Del Nido cardioplegia has evolved from a pediatric innovation into a globally adopted myocardial protection strategy for adult cardiac surgery, valued for its single-dose delivery, simplicity, and reliable protection during prolonged ischemic intervals. In this authoritative review, Kantathut synthesizes experimental, observational, and randomized clinical evidence evaluating whether the original Plasma-Lyte A–based del Nido formulation can be safely and effectively modified using alternative base solutions. The motivation for this inquiry is both practical and global: Plasma-Lyte A, while physiologically ideal, is costly and not universally available, particularly in resource-limited settings.
The review begins by revisiting the original del Nido formulation, highlighting the deliberate design choices that enable rapid depolarized arrest and prolonged myocardial quiescence. Potassium chloride induces arrest, lidocaine stabilizes sodium channels, magnesium mitigates calcium overload, mannitol reduces edema and oxidative stress, and sodium bicarbonate buffers acidosis. Plasma-Lyte A was selected as the crystalloid base because of its near-physiologic electrolyte composition, calcium-free profile, and buffering capacity via acetate and gluconate. However, these advantages also define the benchmark against which alternative solutions must be judged.

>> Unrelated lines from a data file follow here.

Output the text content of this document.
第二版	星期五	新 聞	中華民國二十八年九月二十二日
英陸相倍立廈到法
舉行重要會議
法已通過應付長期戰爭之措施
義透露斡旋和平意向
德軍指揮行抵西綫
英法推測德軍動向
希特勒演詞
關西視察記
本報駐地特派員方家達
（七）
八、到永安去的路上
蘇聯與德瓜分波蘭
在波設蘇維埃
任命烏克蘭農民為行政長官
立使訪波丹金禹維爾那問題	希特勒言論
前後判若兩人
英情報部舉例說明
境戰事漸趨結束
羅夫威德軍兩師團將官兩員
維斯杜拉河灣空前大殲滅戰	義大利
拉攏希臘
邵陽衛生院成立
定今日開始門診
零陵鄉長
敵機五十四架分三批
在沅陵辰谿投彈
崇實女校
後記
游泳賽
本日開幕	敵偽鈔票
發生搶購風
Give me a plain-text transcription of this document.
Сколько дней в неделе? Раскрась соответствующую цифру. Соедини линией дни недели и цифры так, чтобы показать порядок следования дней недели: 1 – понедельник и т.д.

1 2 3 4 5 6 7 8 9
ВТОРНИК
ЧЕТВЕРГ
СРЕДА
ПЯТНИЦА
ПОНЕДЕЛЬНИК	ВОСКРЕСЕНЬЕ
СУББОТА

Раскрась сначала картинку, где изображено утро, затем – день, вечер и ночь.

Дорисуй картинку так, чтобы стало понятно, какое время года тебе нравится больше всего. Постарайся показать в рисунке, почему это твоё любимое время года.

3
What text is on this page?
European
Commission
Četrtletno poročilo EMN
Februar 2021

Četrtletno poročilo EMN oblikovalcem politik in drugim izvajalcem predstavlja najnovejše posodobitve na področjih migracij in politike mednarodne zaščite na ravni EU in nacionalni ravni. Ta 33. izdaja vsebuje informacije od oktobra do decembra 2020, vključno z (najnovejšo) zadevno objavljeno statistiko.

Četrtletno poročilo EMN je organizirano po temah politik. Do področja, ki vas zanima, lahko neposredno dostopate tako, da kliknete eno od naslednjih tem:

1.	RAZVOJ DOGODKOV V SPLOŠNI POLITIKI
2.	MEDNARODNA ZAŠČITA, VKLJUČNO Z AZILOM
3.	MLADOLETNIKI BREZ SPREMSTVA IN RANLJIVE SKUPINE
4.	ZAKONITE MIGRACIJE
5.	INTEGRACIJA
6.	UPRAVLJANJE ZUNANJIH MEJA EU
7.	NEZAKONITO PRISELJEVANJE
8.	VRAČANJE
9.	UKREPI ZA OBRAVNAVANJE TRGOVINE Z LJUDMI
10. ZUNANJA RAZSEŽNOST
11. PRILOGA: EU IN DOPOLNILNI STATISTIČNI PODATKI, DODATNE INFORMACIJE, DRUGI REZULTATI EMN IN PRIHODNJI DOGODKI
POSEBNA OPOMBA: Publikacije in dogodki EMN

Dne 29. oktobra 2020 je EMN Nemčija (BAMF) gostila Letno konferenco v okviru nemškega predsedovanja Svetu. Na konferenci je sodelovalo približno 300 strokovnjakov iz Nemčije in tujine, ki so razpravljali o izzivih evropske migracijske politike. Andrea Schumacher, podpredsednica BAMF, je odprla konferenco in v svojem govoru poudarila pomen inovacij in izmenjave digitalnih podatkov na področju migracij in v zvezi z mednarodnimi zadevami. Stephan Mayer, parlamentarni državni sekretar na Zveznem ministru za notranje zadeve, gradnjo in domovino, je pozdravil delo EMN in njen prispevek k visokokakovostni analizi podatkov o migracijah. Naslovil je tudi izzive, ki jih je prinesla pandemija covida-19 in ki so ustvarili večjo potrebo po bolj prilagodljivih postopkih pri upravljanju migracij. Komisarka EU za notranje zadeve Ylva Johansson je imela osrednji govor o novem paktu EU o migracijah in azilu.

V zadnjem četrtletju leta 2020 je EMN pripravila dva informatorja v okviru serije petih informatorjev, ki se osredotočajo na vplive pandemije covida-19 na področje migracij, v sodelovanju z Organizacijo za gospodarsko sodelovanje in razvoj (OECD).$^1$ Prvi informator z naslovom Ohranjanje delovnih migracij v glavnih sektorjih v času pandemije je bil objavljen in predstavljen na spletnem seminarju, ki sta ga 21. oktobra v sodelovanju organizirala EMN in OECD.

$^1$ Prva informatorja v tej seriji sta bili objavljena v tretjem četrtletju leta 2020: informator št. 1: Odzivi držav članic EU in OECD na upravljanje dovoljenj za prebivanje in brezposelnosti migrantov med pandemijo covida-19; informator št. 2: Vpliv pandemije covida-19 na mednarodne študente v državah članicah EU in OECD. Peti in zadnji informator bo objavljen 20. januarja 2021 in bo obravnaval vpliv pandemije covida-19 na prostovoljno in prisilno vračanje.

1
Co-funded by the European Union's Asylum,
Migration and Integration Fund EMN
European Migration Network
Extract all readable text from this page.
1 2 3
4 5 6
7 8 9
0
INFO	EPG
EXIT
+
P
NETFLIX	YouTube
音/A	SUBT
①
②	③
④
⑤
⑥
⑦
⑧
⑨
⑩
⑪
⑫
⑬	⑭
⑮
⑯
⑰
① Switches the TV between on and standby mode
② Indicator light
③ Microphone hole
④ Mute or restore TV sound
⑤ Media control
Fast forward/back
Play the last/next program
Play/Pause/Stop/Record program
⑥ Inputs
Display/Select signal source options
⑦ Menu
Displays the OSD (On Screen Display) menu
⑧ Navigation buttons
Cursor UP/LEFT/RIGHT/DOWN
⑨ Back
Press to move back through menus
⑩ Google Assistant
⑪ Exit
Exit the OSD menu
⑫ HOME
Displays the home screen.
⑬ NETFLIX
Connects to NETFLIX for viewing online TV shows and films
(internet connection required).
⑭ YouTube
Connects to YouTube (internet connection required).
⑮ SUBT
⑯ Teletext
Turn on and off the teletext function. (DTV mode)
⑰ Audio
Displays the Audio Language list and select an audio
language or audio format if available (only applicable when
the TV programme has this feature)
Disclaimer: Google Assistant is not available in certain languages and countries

Normal saline emerges as one of the most widely studied substitutes due to its universal availability and low cost. Despite theoretical concerns related to hyperchloremic metabolic acidosis, lack of intrinsic buffering, and slightly hypertonic properties, cumulative evidence from animal models, adult randomized trials, and even veterinary cardiac surgery demonstrates equivalent myocardial protection when saline-based del Nido cardioplegia is appropriately buffered. Clinical outcomes—including cardiac biomarkers, ventricular function, arrhythmia rates, and survival—are comparable to standard formulations, supporting normal saline as a viable option, particularly where balanced crystalloids are inaccessible.
Lactated Ringer’s solution (LRS) represents the most extensively evaluated balanced alternative. Although it contains calcium and is slightly hypotonic, features that initially raised concern for calcium overload and cellular edema, multiple randomized controlled trials and multicenter experiences—including several led by the author—have demonstrated its safety and efficacy in both adult and pediatric populations. Biochemical markers of myocardial injury and key clinical outcomes such as ejection fraction, ICU stay, arrhythmia incidence, and mortality are largely indistinguishable from Plasma-Lyte A–based del Nido cardioplegia. Minor biochemical differences observed in some studies have not translated into adverse clinical outcomes, reinforcing LRS as a cost-effective and globally practical alternative.
Plain Ringer’s solution, lacking any buffer system, has also been evaluated. While its absence of lactate or acetate theoretically predisposes patients to metabolic acidosis, clinical trials in pediatric and adult cardiac surgery show noninferiority when bicarbonate supplementation is included in the cardioplegia mixture. These findings are particularly relevant for developing regions, where plain Ringer’s is often readily available and inexpensive.
Isolyte S and Ionosteril, both balanced multi-electrolyte solutions designed to mimic plasma composition, are presented as physiologically elegant substitutes. Isolyte S is calcium-free and closely parallels Plasma-Lyte A, while Ionosteril contains small amounts of calcium and magnesium with acetate-gluconate buffering. Evidence from CABG and minimally invasive mitral valve surgery demonstrates equivalent or improved biochemical markers of myocardial protection and favorable clinical outcomes compared with blood cardioplegia or Custodiol. These solutions may be especially attractive in regions where Plasma-Lyte A is unavailable but balanced crystalloids are accessible.
The review also explores whole-blood del Nido cardioplegia, in which the crystalloid component is entirely replaced with oxygenated autologous blood. This approach enhances buffering capacity, oxygen delivery, and oncotic pressure while minimizing hemodilution. Retrospective and observational studies in adult CABG populations, including patients with reduced ejection fraction, suggest reduced myocardial injury markers, improved renal protection, and shorter bypass times without compromising safety.
In its forward-looking discussion, the article emphasizes the need for standardized formulations, multicenter randomized trials, and detailed analyses of final delivered electrolyte compositions after mixing additives and blood. Long-term outcomes, pharmaceutical stability, and personalized cardioplegia strategies tailored to patient-specific factors are identified as critical areas for future research.
Overall, this review convincingly demonstrates that del Nido cardioplegia is not dependent on a single proprietary crystalloid. When appropriately buffered and supplemented, multiple alternative base solutions can provide equivalent myocardial protection, enabling broader, safer, and more cost-effective implementation of this technique worldwide.